Photo: Nathalie St-Pierre
La biotech québécoise Theratechnologies a reçu l’aval de la Food and Drug Administration (FDA) américaine pour entreprendre des essais cliniques de phase 1 sur le TH1902, un médicament anticancéreux conçu à partir d’une plateforme thérapeutique développée par le professeur du Département de chimie Borhane Annabi et son équipe du laboratoire d’oncologie moléculaire de l’UQAM. Les essais vont débuter au cours des prochains mois auprès de patients atteints de cancers avancés de l’endomètre, de l’ovaire, du côlon, du pancréas et du sein triple négatif qui résistent aux traitements disponibles.
«C’est extraordinaire d’avoir été impliqués dans le développement d’un nouveau médicament de A à Z, depuis les premiers balbutiements de la recherche jusqu’aux essais cliniques anticipés, confie Borhane Annabi. Nous sommes très fiers, d’autant plus que la FDA vient de nous accorder la désignation “fast track“, ce qui signifie que notre dossier est passé en haut de la pile. Cela a beaucoup de poids et aidera au recrutement des patients.»

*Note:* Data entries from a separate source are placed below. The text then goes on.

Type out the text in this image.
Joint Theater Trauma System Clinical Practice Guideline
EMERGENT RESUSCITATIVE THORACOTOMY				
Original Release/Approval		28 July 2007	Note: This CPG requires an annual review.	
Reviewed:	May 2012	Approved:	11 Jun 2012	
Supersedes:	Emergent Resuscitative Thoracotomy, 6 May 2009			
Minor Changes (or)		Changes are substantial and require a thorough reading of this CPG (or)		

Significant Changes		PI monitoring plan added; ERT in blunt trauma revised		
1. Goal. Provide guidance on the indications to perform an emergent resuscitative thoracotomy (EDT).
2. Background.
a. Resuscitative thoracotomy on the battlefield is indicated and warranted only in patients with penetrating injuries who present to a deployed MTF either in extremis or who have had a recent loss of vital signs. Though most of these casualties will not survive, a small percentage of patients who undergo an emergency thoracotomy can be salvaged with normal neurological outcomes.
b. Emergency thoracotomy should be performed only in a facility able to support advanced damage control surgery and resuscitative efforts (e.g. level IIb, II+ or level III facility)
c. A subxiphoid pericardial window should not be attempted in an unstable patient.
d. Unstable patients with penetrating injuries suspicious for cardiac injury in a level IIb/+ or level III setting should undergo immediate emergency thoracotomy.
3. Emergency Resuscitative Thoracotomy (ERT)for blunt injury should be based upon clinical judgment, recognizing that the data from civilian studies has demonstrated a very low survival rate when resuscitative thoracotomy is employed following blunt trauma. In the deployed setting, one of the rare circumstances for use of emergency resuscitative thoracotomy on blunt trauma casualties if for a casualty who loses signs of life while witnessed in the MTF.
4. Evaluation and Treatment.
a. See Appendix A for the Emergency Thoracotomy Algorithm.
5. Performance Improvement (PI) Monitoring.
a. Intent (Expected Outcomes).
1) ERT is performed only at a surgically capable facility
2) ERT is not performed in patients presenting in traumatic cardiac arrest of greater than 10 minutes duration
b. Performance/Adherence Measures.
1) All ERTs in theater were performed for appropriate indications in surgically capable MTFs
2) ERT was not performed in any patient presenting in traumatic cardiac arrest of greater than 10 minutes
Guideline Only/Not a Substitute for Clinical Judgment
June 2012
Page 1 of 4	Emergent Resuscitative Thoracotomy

La désignation “fast track” est destinée à faciliter le développement et à accélérer le processus de révision de médicaments conçus pour le traitement de conditions médicales sérieuses et pour permettre aux patients d’avoir accès à de nouveaux médicaments plus rapidement, indique Theratechnologies dans un communiqué émis le 4 février.
Cette reconnaissance du TH1902 par la FDA met en évidence «le vaste champ d’applicabilité et l’énorme besoin médical pour des traitements novateurs, ciblés, potentiellement plus efficaces et mieux tolérés pour le cancer», a déclaré le Dr Christian Marsolais, vice-président principal et chef de la direction médicale chez Theratechnologies.
Le TH1902 combine le docétaxel, un médicament faisant déjà partie de l’arsenal thérapeutique anticancéreux, et un peptide qui cible spécifiquement les récepteurs de la sortiline (SORT1+). Cette nouvelle plateforme de vectorisation de médicaments est basée sur des inventions de l’équipe de Borhane Annabi, mises au point à l’UQAM en collaboration avec le professeur émérite Richard Béliveau. La technologie cible spécifiquement des protéines surexprimées sur les cellules cancéreuses, les récepteurs de la sortiline, qui servent de porte d’entrée pour amener le médicament à l’intérieur de ces cellules.
Plusieurs types de cancers expriment le récepteur de la sortiline (SORT1+). Des résultats précliniques prometteurs ont déjà été obtenus concernant le cancer du sein triple négatif, le cancer de l’ovaire et, plus récemment, les cancers du côlon, du pancréas, de l’endomètre et de la peau. L’évaluation préclinique du TH1902 est toujours en cours concernant le mélanome.
«Chez les animaux, on a démontré que le traitement ralentit la croissance tumorale, voire même l’éradique complètement, sans causer de perte de poids ou de neutropénie, des effets secondaires délétères souvent associés à la chimiothérapie, mentionne Borhane Annabi. Maintenant, tout va se jouer sur les essais cliniques.»
Le premier essai de la phase 1 chez les humains consistera à évaluer, entre autres, l’innocuité du médicament et la dose maximale tolérée. Le TH1902 sera administré une fois toutes les trois semaines à des patients du MD Anderson Cancer Center de l’Université du Texas, l’un des plus importants centres de traitement et de recherche sur le cancer aux États-Unis.
Des patients (dans plusieurs cas, des patientes) présentant des tumeurs solides avancées et récurrentes exprimant le récepteur de la sortiline et réfractaires aux traitements standards pourront participer à l’étude. «Il s’agit de patients et de patientes qu’on ne peut plus traiter, qui ne répondent plus ou très peu aux traitements actuels, dit Borhane Annabi. Pour ces personnes à qui la médecine n’a plus grand-chose à offrir, les essais qui vont commencer représentent un grand espoir.»
La Société Canadienne du cancer (SCC) et le gouvernement du Québec, par l’entremise du Consortium Québécois sur la découverte du médicament (CQDM), contribueront un total de 1,4 million de dollars pour soutenir la recherche en cours.
«C’est un beau partenariat entre la recherche biomédicale de pointe et l’industrie, entre l’UQAM et ses partenaires Theratechnologies, la SCC et le CQDM, qui ont cru au projet et qui l’ont financé, conclut Borhane Annabi. Nous espérons être en train de poser les jalons d’une possible success story.»